Pentaho's First-class Integration with MongoDB - The Future of BI

Matt Asay

Open source has moved from imitator to innovator, and modern Business Intelligence (BI) tools like Pentaho reflect this. Today most BI tools are still tightly integrated with relational databases (RDBMS). But as Pentaho showed in its most recent Pentaho Business Analytics 5.0, this is set to change. BI tool vendors who persist in offering second-hand integration to first-class data sources like NoSQL databases are going to fall behind.

After all, data today is messy. While there is an always will be structured data, the Big Data explosion is being driven by diverse semi-structured and unstructured data, untidy data that doesn't neatly fit into rows and columns.

Rebuilding For The Future

It's no surprise to anyone, including the BI vendors, that NoSQL databases like MongoDB are booming. In fact, MongoDB now ranks among the top-10 most popular databases in the world, with MongoDB on track to surpass all but Oracle, MySQL and SQL Server by the end of the year.

Fighting this shift toward NoSQL is like fighting gravity. It can't end well.

The problem is that it actually involves hard work to rearchitect BI tools to support NoSQL databases, and perhaps particularly document-oriented databases like MongoDB. The very flexibility that makes MongoDB such a joy to work with also makes it harder for a traditional BI tool to ingest data from it. It's possible to accomplish a low-fidelity integration using ODBC, but such an abstract approach abandons the rich functionality a document data model enables.

Pentaho's Deep, Native Integration

This is why I'm so excited by what Pentaho has done. Pentaho put in the work to create a deep, first-class integration with MongoDB. We were already working with Pentaho, but this expanded level of native integration between Pentaho Business Analytics 5.0 and MongoDB provides the first analytics capability with full support for MongoDB Replica Sets, Tag Sets and Read and Write Preferences.

So, for example, most BI tools don't pay attention to MongoDB Read preferences or Tagging, and don't expose these preferences to the end user. As such, users can't specify a preference at all, even if they wanted to. An ODBC connector, while an understandable compromise, offers no way to configure such preferences. It's a low fidelity way to pull data from MongoDB or any NoSQL database.

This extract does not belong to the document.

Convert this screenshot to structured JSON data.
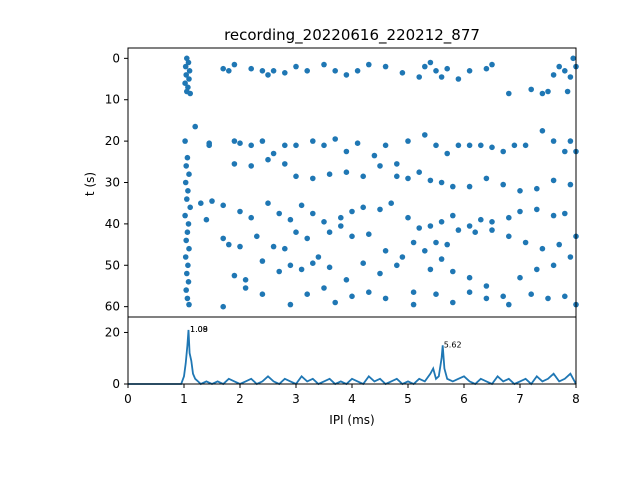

Pentaho went further. Much further. Pentaho engineers actually spent a year working with MongoDB's engineers to iterate on a tight, native integration that gives Pentaho customers full access to their MongoDB data. Given the ever-increasing flood of information rushing into MongoDB databases, this is forward-thinking and sets Pentaho apart. I suspect we'll see the rest of the industry follow Pentaho's lead. They'll have to.